All these reasons are simple enough and well-known on the Alt-Right, but there are also less obvious reasons, related to subtler psychological factors. For example, many of those who oppose Trump do so for the simple reason that they have backed the wrong horse too strongly and got badly bruised in the process.
Normally, when there is a contest in a political party — especially an establishment party like the GOP — it is a rather sedate and subdued affair that gently builds to a unifying acclaim. Important people in the party take sides, of course, but they generally keep the door open to other candidates, especially candidates with a chance of winning. This means that even if their preferred candidate is defeated they don’t lose too much political capital, and can easily adapt themselves to the slightly different new order.
Trump’s campaign, however, threw out the form book and upset all the calculations. Rather than just preferring their own candidates, those opposed to Trump were panicked by his unconventional appeal into attempting to slam the door on him. When Trump nevertheless managed to break through each door, in turn, these party worthies were put into both an awkward and disempowering position. They had got it wrong and had then doubled down on their error — and had been forced to bend the knee nonetheless. They thus found themselves devalued and disempowered within their own party.
The best analogy to demonstrate what is going on is the financial market. Trump has effectively crashed their value as politicians, so they now have two options: (1) to hang in there and slowly rebuild their political value, taking their place behind those who realized the Trump train was winning and jumped on board, or (2) they can try to short the Republican Party, which essentially means contributing to a Hillary victory.

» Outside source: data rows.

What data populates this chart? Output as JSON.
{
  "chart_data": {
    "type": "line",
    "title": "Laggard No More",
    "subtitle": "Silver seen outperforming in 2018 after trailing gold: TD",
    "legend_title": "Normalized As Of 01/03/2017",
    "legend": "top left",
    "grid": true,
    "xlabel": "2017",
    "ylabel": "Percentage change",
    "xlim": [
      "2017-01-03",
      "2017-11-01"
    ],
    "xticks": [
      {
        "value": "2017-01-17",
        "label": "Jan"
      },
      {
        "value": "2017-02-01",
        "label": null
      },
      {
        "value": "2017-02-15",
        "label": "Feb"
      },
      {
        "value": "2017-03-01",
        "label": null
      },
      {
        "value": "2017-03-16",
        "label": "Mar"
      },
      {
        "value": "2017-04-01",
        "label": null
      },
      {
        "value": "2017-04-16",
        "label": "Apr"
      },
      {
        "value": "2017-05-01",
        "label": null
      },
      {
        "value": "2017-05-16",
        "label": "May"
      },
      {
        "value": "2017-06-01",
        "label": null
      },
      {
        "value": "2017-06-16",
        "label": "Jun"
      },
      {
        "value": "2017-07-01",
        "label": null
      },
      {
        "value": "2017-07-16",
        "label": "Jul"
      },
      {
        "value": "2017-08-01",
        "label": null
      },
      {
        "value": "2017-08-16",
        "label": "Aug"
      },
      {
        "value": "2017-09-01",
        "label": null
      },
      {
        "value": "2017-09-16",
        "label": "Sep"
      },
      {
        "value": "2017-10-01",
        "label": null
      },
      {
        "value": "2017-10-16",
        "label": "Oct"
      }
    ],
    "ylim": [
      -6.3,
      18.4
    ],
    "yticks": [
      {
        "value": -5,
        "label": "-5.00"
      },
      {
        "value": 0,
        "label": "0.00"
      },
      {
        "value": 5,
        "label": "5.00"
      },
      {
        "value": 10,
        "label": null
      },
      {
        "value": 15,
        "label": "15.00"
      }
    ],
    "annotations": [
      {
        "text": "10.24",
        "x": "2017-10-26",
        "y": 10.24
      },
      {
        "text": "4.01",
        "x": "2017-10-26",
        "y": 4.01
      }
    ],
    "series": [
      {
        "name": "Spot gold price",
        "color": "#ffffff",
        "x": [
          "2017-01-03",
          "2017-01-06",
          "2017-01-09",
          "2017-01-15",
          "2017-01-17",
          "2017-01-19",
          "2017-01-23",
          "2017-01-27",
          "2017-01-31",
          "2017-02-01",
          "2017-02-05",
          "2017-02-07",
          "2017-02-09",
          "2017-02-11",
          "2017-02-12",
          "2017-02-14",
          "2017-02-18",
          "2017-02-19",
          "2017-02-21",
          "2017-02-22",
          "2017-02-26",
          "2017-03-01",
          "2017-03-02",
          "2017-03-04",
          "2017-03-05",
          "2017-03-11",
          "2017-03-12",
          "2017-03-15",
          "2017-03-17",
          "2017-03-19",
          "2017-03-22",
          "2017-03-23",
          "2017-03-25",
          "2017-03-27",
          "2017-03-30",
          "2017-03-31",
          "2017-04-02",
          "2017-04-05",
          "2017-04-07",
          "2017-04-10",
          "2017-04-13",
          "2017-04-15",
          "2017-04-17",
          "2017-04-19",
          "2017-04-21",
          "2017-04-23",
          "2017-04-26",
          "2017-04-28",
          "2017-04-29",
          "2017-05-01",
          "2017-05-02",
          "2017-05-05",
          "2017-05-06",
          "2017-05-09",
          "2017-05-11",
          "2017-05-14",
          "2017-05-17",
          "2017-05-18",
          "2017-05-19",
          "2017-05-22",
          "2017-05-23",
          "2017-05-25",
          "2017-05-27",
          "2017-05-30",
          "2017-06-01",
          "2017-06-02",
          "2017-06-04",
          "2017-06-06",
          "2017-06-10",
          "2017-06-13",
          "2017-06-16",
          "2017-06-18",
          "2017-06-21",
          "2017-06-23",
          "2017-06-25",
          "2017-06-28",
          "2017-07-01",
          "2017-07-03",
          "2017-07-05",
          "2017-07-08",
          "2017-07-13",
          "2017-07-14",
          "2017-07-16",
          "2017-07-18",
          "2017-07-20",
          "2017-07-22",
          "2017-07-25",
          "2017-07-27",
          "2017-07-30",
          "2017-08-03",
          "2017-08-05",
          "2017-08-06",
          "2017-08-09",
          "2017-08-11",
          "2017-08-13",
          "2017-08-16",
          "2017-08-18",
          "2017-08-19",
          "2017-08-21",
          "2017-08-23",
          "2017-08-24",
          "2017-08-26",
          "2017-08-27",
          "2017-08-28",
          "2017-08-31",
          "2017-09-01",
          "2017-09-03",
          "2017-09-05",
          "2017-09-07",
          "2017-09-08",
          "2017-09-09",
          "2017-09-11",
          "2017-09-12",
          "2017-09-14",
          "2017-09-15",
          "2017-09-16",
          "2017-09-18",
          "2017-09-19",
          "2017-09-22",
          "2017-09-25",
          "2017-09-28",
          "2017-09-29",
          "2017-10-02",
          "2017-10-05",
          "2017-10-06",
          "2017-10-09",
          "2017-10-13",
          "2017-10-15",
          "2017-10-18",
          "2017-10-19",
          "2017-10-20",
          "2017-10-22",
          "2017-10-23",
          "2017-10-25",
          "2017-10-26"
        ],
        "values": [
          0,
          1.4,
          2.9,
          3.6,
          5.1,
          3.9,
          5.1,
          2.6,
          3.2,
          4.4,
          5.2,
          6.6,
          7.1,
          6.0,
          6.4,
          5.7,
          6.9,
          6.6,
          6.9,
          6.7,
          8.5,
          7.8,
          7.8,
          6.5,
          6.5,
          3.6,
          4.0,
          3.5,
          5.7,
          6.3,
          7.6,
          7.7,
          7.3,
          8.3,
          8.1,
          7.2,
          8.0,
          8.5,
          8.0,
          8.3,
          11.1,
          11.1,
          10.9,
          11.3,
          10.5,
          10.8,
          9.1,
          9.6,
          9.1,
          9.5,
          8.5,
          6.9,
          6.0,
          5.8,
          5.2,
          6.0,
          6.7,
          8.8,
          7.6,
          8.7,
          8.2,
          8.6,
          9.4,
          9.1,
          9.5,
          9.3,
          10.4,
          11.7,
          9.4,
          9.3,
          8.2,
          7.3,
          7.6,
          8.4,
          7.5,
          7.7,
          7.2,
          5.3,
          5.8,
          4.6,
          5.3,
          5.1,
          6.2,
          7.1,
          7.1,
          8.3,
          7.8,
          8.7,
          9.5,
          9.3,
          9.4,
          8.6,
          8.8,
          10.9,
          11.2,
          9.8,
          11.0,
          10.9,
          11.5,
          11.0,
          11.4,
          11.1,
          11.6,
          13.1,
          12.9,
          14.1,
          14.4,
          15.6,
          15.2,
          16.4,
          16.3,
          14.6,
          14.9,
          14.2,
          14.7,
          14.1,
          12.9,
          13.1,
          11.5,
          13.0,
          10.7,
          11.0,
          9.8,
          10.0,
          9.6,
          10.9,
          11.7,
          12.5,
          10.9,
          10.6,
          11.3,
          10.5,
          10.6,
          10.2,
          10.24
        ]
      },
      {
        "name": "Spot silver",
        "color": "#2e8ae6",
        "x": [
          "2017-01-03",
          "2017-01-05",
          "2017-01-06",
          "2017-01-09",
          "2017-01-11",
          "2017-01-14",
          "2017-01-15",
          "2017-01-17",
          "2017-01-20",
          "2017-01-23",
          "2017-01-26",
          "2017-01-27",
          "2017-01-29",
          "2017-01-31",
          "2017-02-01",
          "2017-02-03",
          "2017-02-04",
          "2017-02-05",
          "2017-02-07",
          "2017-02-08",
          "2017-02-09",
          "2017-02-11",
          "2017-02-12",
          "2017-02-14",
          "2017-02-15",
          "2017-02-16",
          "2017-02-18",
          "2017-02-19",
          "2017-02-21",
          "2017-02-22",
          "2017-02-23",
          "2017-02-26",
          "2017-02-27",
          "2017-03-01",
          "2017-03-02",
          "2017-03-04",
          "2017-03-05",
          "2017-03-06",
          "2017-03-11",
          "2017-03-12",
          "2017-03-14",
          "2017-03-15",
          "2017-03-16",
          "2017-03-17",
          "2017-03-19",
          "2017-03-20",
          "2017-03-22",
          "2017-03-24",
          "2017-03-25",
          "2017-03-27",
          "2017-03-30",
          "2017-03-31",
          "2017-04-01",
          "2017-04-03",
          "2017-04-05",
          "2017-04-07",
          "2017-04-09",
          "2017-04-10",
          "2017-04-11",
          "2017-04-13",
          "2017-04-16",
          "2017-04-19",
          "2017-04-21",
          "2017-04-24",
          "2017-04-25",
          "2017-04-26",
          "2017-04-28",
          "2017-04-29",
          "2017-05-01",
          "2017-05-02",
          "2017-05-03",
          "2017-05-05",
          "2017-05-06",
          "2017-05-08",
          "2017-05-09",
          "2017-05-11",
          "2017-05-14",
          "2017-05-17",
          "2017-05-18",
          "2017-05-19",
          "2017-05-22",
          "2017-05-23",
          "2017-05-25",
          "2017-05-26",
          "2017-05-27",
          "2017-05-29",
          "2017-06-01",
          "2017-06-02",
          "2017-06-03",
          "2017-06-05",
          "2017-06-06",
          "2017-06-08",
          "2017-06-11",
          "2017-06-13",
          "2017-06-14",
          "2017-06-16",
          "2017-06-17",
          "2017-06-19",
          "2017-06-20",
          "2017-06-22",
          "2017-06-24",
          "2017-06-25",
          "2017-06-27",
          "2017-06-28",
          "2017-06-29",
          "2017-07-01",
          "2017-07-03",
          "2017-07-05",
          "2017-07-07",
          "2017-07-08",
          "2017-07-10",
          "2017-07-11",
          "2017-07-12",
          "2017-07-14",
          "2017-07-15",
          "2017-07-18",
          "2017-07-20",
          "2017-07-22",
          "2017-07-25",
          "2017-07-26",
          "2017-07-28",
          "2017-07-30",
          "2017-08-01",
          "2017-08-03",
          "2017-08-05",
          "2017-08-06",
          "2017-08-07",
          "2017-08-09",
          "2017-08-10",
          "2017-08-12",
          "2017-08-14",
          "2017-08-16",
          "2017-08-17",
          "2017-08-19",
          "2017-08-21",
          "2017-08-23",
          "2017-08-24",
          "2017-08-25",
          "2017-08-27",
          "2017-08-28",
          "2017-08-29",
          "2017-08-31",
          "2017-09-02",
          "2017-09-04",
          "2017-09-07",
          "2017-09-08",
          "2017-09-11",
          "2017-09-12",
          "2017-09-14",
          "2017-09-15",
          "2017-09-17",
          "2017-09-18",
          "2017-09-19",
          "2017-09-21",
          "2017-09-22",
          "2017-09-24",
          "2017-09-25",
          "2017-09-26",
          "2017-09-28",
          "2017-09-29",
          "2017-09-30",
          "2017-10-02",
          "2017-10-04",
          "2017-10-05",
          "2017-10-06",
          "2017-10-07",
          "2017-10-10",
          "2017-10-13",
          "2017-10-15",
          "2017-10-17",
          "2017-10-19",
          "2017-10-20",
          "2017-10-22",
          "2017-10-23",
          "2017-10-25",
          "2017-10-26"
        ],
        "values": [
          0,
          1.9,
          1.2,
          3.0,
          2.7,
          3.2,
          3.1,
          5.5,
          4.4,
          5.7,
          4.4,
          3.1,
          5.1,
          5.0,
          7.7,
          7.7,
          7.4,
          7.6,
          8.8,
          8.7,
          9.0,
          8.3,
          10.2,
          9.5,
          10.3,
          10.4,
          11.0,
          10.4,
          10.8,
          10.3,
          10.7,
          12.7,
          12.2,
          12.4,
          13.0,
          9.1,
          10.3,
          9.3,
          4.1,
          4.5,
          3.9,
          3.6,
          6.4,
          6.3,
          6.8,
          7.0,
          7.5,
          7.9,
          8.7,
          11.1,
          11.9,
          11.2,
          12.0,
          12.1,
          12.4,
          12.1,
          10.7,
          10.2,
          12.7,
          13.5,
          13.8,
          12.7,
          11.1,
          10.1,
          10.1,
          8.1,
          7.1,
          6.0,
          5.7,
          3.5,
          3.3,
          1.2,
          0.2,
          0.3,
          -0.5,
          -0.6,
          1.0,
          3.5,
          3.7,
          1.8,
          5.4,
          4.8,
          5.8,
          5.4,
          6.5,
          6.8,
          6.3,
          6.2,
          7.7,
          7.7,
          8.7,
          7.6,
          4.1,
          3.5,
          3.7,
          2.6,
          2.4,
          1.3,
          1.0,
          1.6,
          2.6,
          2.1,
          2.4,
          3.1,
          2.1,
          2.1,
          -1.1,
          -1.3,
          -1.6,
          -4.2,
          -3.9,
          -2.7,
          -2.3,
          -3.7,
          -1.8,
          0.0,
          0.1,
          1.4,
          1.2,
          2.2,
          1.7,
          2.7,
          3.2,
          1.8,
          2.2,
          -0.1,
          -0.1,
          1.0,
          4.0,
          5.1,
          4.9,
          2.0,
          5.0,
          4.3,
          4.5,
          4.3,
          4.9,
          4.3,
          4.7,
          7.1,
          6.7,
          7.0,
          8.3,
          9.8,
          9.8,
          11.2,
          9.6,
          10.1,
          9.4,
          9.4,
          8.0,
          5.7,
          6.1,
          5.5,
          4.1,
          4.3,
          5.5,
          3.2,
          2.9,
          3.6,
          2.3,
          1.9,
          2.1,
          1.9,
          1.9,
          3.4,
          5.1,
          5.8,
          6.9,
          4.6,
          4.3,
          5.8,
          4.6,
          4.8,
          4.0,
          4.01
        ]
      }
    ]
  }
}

In finance, shorting is the practice of selling investments, not currently owned, at the present price, while paying for them at whatever price they are at an agreed future date. If that price is lower the deal makes money, if not, it loses.
Right now the anti-Trump movement in the GOP has lost possession of the party and their only way to get it back is by a process of successfully shorting the party. By opposing Trump, despite his overwhelming primary victory, they are effectively selling their remaining, diminished stake in the party at a relatively high value, in the hope that they can pay the costs for this at a much lower rate in the future.
The main value that they are getting in this transaction is the illusion of moral posturing and being seen as selflessly principled. The main cost, however, is the opprobrium that generally attaches itself to those in party politics who break ranks, divide unity, and throw away victory. Their hope is that once Trump fails, the cost to themselves of shorting the party — political opprobrium — will be much less than the value of their supposed “principled” opposition to Trump.
Such a transaction, if it comes off, will see them accrue political capital, and be in a strong position to once again buy into the party when it devalued by defeat. But it essentially means that they are partisans of defeat, and as such are protected from the full consequences of this by Trump’s reluctance to start a political bloodbath so close to the election.
If they miscalculate, as they have before, and Trump wins — as I think he will — then their attempt to short the party will greatly lessen the value of their moral posturing, while greatly increasing the costs of their political betrayal.
In that case, we can expect to see them wiped out, which might make one or two of them, at least, think about hedging their bets.